Olayın üzerinden çok zaman geçmeden AKP cenahından inciler hızla dökülmeye başladı. Çok yağmur yağmıştı! Ayrıca Rusya’da da sel olmuş, üstelik daha çok insan ölmüştü! Kaderden de kaçılmazdı ki canım! Hem bu kadarı da haksızlıktı, biraz insaflı olunmalıydı! Bu kadar insan konut sahibi yapılmıştı! Ayrıca sel vesilesiyle hayatını kaybeden kapıcı aileleri sayesinde kapıcı daireleri gözden geçirilecek ve bundan böyle kapıcılar da mutlu olacaktı! Daha ne yapsınlardı!
Selin yaşandığı Samsun başta olmak üzere birçok kentte TOKİ, şehir plancıları tarafından uyarılmasına rağmen, bildiğinden şaşmamıştı. TOKİ’ye Allah “yürü ya kulum” demişti. Kim tutabilir, kim denetleyebilir, kim hesap sorabilirdi? Bir gazetenin manşetinde yazdığı gibi “TOKİ direkt Allah’a bağlı” idi. Dere yatağı, sel yatağı, deprem bölgesi demeyip mantar gibi dikti binaları. Binlerce konut, binlerce bina, binlerce gökdelen yükseldi Türkiye’nin dört bir yanında. Bazı bölgelerde 1+1 dairelerin fiyatlarının 2,5 milyon liranın bile üzerine çıktığı bu projeler sözde dar gelirliyi konut sahibi yapmak için başlatılmıştı. Dar gelirliyi konut sahibi yapamadılarsa da, yaşanan bu sel sonrası mezar sahibi yapacaklarını garantilemiş oldular.

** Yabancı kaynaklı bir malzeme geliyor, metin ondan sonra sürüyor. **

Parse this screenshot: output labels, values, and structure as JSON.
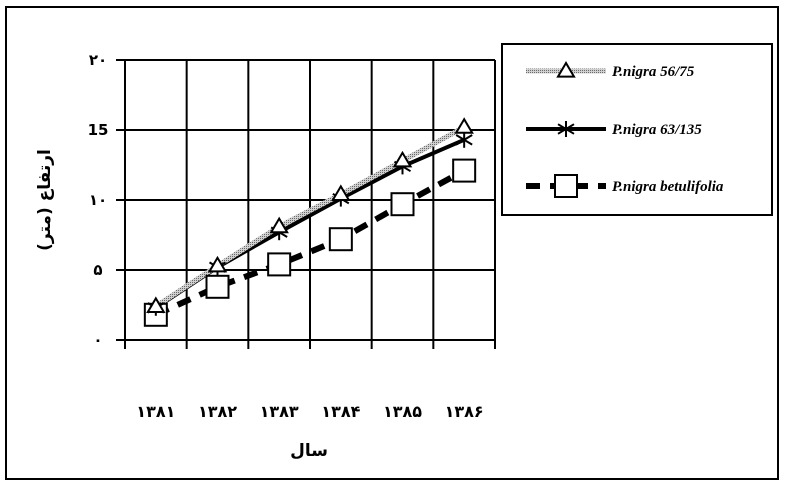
{
  "chart_data": {
    "type": "line",
    "title": "",
    "xlabel": "سال",
    "ylabel": "ارتفاع (متر)",
    "categories": [
      "۱۳۸۱",
      "۱۳۸۲",
      "۱۳۸۳",
      "۱۳۸۴",
      "۱۳۸۵",
      "۱۳۸۶"
    ],
    "y_ticks": [
      "۰",
      "۵",
      "۱۰",
      "15",
      "۲۰"
    ],
    "y_tick_values": [
      0,
      5,
      10,
      15,
      20
    ],
    "ylim": [
      0,
      20
    ],
    "grid": true,
    "legend_position": "right",
    "series": [
      {
        "name": "P.nigra 56/75",
        "values": [
          2.4,
          5.3,
          8.1,
          10.4,
          12.8,
          15.2
        ],
        "marker": "triangle",
        "line": "dotted-gray",
        "color": "#9a9a9a"
      },
      {
        "name": "P.nigra 63/135",
        "values": [
          2.3,
          5.2,
          7.7,
          10.1,
          12.4,
          14.3
        ],
        "marker": "asterisk",
        "line": "solid-black",
        "color": "#000000"
      },
      {
        "name": "P.nigra betulifolia",
        "values": [
          1.8,
          3.8,
          5.4,
          7.2,
          9.7,
          12.1
        ],
        "marker": "square",
        "line": "dashed-black",
        "color": "#000000"
      }
    ]
  }
}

Söz konusu para kazanmak, daha çok zengin yaratmaksa kapitalizmde gerisi teferruattır. Bu kadar çok kazanan ve 30 milyar liradan fazla yatırım yaptığından söz edilen TOKİ’nin “başarı”sının sırrı açıktır. İstimlâk parası ödememek için dere yataklarına bile konut dikilmektedir. Emek, zaman ve paradan tasarruf etmek için, konut alanları görülmeden masa başında çizilen standart projelerle binalar yapılmaktadır. Rize Şehir Plancıları Derneği’nin açıklamaları ve uyarıları tehlikenin boyutunu ortaya koymaya yetiyor. Dernek başkanı, “siyasetin yön verdiği canımızı yakan projeler ortaya çıkıyor. TOKİ’den mesela bir imar planı geliyor. Bakıyorum o planı çizen kişi buraya hiç gelmemiş, belki de buranın fotoğrafını bile görmemiş” diyor. Selin ortaya çıkardığı gerçekler, yaşanan felâketin sadece buz dağının görünen yüzü olduğunu, daha büyük felâketlerin kapıda olduğunu kanıtlıyor.

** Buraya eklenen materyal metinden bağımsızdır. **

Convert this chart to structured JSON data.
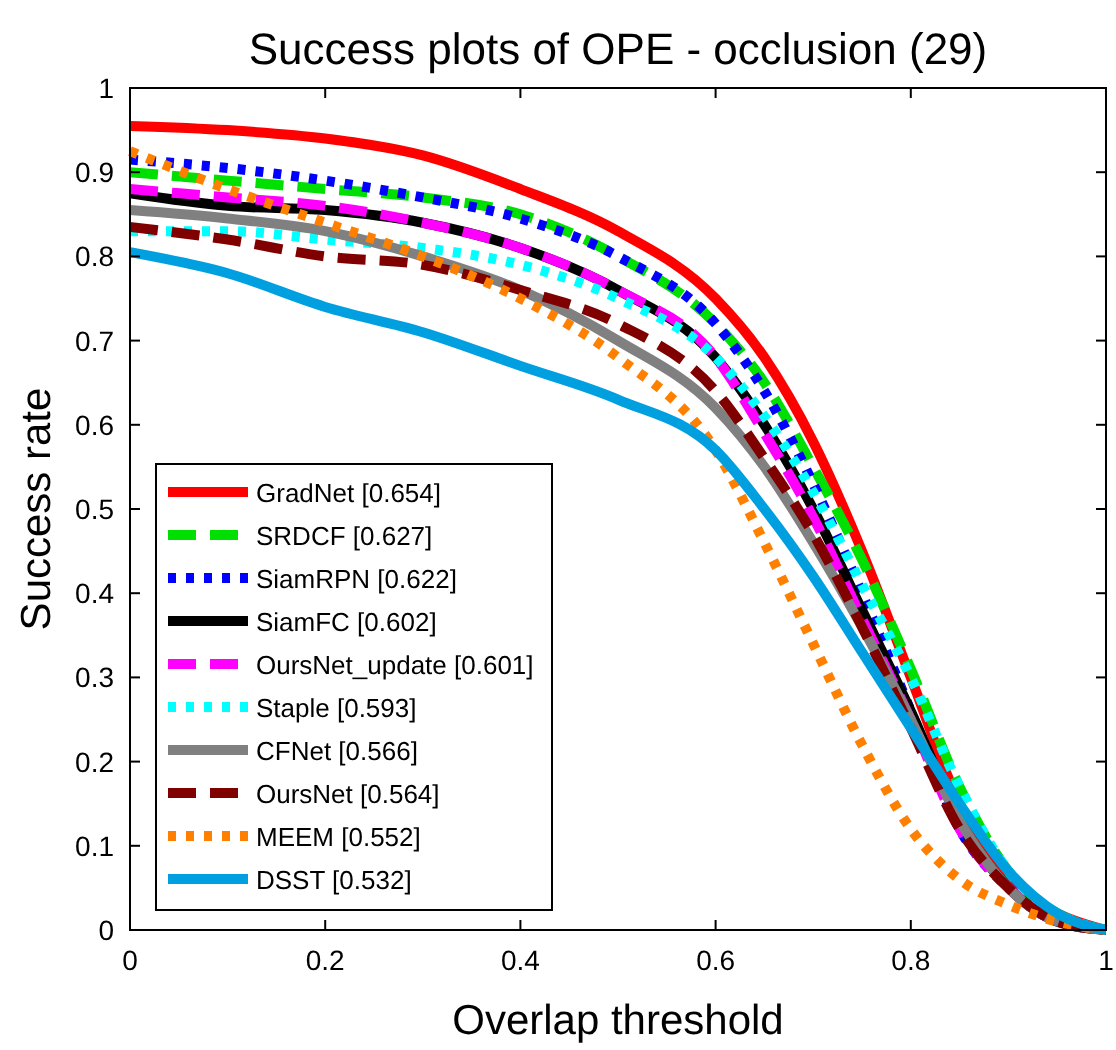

Kamulaştırma yoluyla dar gelirli işçi ve emekçilerden ucuza kapatılan arazilere yapılan bina ve gökdelenlerden büyük bir rant elde edilmektedir. Geçmişte büyük kentlerin dış mahalleleri olarak bilinen yerlerde, şimdilerde gecekondular yıkılıyor ve fiyatları dudak uçuklatan lüks siteler yükseliyor. Giderek sayıları artan zenginler için korunaklı yaşam alanları kuruluyor. Yoksullar ise yine yoksul. Onlar kentin kalbinden sökülüp kent dışına doğru kurulan konutlara gönderiliyor. Verilen konutlar boy boy reklamlar eşliğinde, törenlerle veriliyor. Çekilişlerde ağlıyor insanlar, bütün bir ömür çalışıp sahip olamadığı dört duvara sahip olabildiği için sevinerek. Ama işte o insanlarımızın TOKİ konutlarından sahip oldukları evlerin anahtarları ne acıdır ki mezar anahtarı da olabiliyor.

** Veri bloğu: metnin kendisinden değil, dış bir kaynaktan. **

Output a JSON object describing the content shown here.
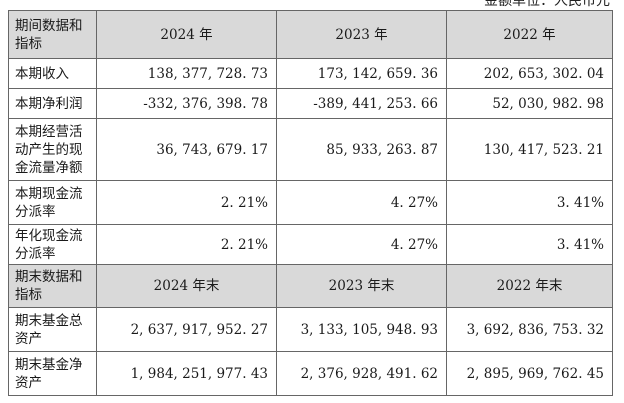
{
  "unit_note": "金额单位：人民币元",
  "section1": {
    "header": {
      "label": "期间数据和指标",
      "years": [
        "2024 年",
        "2023 年",
        "2022 年"
      ]
    },
    "rows": [
      {
        "label": "本期收入",
        "values": [
          "138, 377, 728. 73",
          "173, 142, 659. 36",
          "202, 653, 302. 04"
        ]
      },
      {
        "label": "本期净利润",
        "values": [
          "-332, 376, 398. 78",
          "-389, 441, 253. 66",
          "52, 030, 982. 98"
        ]
      },
      {
        "label": "本期经营活动产生的现金流量净额",
        "values": [
          "36, 743, 679. 17",
          "85, 933, 263. 87",
          "130, 417, 523. 21"
        ]
      },
      {
        "label": "本期现金流分派率",
        "values": [
          "2. 21%",
          "4. 27%",
          "3. 41%"
        ]
      },
      {
        "label": "年化现金流分派率",
        "values": [
          "2. 21%",
          "4. 27%",
          "3. 41%"
        ]
      }
    ]
  },
  "section2": {
    "header": {
      "label": "期末数据和指标",
      "years": [
        "2024 年末",
        "2023 年末",
        "2022 年末"
      ]
    },
    "rows": [
      {
        "label": "期末基金总资产",
        "values": [
          "2, 637, 917, 952. 27",
          "3, 133, 105, 948. 93",
          "3, 692, 836, 753. 32"
        ]
      },
      {
        "label": "期末基金净资产",
        "values": [
          "1, 984, 251, 977. 43",
          "2, 376, 928, 491. 62",
          "2, 895, 969, 762. 45"
        ]
      }
    ]
  }
}
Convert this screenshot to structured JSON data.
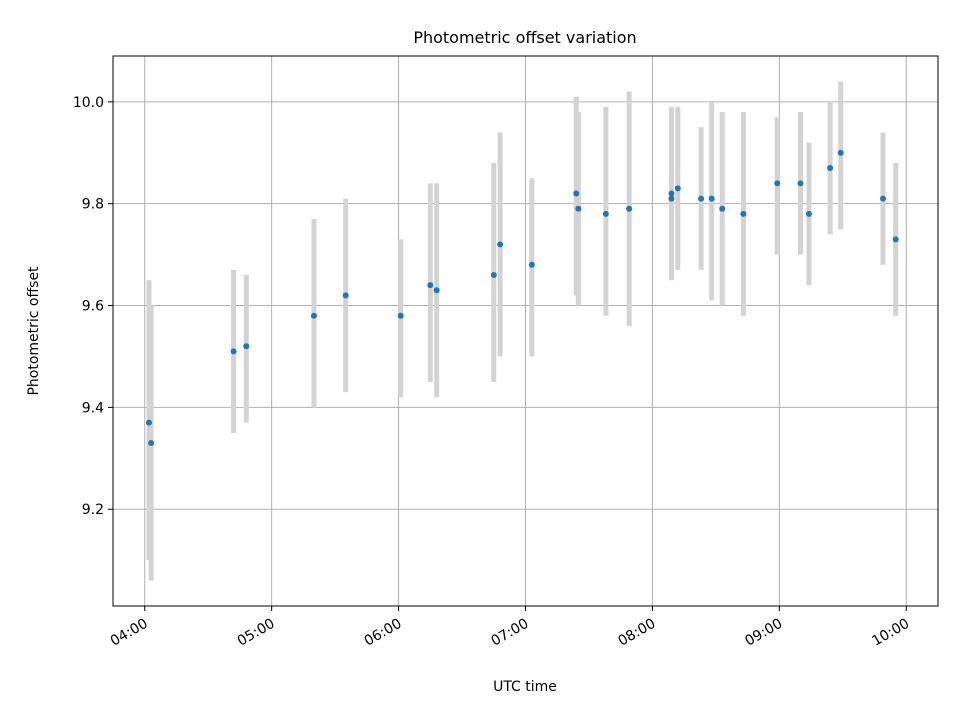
{
  "chart_data": {
    "type": "scatter",
    "title": "Photometric offset variation",
    "xlabel": "UTC time",
    "ylabel": "Photometric offset",
    "x_axis_kind": "time",
    "xlim": [
      "03:45",
      "10:15"
    ],
    "ylim": [
      9.01,
      10.09
    ],
    "x_ticks": [
      "04:00",
      "05:00",
      "06:00",
      "07:00",
      "08:00",
      "09:00",
      "10:00"
    ],
    "y_ticks": [
      9.2,
      9.4,
      9.6,
      9.8,
      10.0
    ],
    "grid": true,
    "legend": false,
    "colors": {
      "point": "#1f77b4",
      "errorbar": "#d3d3d3",
      "grid": "#b0b0b0"
    },
    "points": [
      {
        "x": "04:02",
        "y": 9.37,
        "ylo": 9.1,
        "yhi": 9.65
      },
      {
        "x": "04:03",
        "y": 9.33,
        "ylo": 9.06,
        "yhi": 9.6
      },
      {
        "x": "04:42",
        "y": 9.51,
        "ylo": 9.35,
        "yhi": 9.67
      },
      {
        "x": "04:48",
        "y": 9.52,
        "ylo": 9.37,
        "yhi": 9.66
      },
      {
        "x": "05:20",
        "y": 9.58,
        "ylo": 9.4,
        "yhi": 9.77
      },
      {
        "x": "05:35",
        "y": 9.62,
        "ylo": 9.43,
        "yhi": 9.81
      },
      {
        "x": "06:01",
        "y": 9.58,
        "ylo": 9.42,
        "yhi": 9.73
      },
      {
        "x": "06:15",
        "y": 9.64,
        "ylo": 9.45,
        "yhi": 9.84
      },
      {
        "x": "06:18",
        "y": 9.63,
        "ylo": 9.42,
        "yhi": 9.84
      },
      {
        "x": "06:45",
        "y": 9.66,
        "ylo": 9.45,
        "yhi": 9.88
      },
      {
        "x": "06:48",
        "y": 9.72,
        "ylo": 9.5,
        "yhi": 9.94
      },
      {
        "x": "07:03",
        "y": 9.68,
        "ylo": 9.5,
        "yhi": 9.85
      },
      {
        "x": "07:24",
        "y": 9.82,
        "ylo": 9.62,
        "yhi": 10.01
      },
      {
        "x": "07:25",
        "y": 9.79,
        "ylo": 9.6,
        "yhi": 9.98
      },
      {
        "x": "07:38",
        "y": 9.78,
        "ylo": 9.58,
        "yhi": 9.99
      },
      {
        "x": "07:49",
        "y": 9.79,
        "ylo": 9.56,
        "yhi": 10.02
      },
      {
        "x": "08:09",
        "y": 9.81,
        "ylo": 9.65,
        "yhi": 9.98
      },
      {
        "x": "08:09",
        "y": 9.82,
        "ylo": 9.65,
        "yhi": 9.99
      },
      {
        "x": "08:12",
        "y": 9.83,
        "ylo": 9.67,
        "yhi": 9.99
      },
      {
        "x": "08:23",
        "y": 9.81,
        "ylo": 9.67,
        "yhi": 9.95
      },
      {
        "x": "08:28",
        "y": 9.81,
        "ylo": 9.61,
        "yhi": 10.0
      },
      {
        "x": "08:33",
        "y": 9.79,
        "ylo": 9.6,
        "yhi": 9.98
      },
      {
        "x": "08:43",
        "y": 9.78,
        "ylo": 9.58,
        "yhi": 9.98
      },
      {
        "x": "08:59",
        "y": 9.84,
        "ylo": 9.7,
        "yhi": 9.97
      },
      {
        "x": "09:10",
        "y": 9.84,
        "ylo": 9.7,
        "yhi": 9.98
      },
      {
        "x": "09:14",
        "y": 9.78,
        "ylo": 9.64,
        "yhi": 9.92
      },
      {
        "x": "09:24",
        "y": 9.87,
        "ylo": 9.74,
        "yhi": 10.0
      },
      {
        "x": "09:29",
        "y": 9.9,
        "ylo": 9.75,
        "yhi": 10.04
      },
      {
        "x": "09:49",
        "y": 9.81,
        "ylo": 9.68,
        "yhi": 9.94
      },
      {
        "x": "09:55",
        "y": 9.73,
        "ylo": 9.58,
        "yhi": 9.88
      }
    ]
  }
}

AKP hükümetinin iktidar olanaklarından da faydalanarak yarattığı önemli rant kapılarından biri olan TOKİ, inşaat projelerinde dev adımlarla yürürken, AKP hükümetini de ihya etmeye devam ediyor. Her açılışını Başbakan Erdoğan miting şovuna dönüştürüyor. Sorgusuz, sualsiz ve hesapsız yürüyor TOKİ.
İnşaatlarında işçilerin kanı, canı vardı. Şimdi kan ve can pahasına yükselen binaların bodrum katlarında yine yoksullar ölüyor. Samsun’da yaşanan sel felâketinin sorumlusu doğa değildir. Bu felâketin sorumlusu AKP hükümetidir. Bu felâketin sorumlusu denetimsiz, sağlıksız, sağlam olmayan konutlarda insanlarımızı yaşamaya mahkûm eden açgözlü burjuvalardır. Bu ölümlerin sorumluları, yarın daha büyük felâketlere, katliamlara mimarlık edeceklerdir.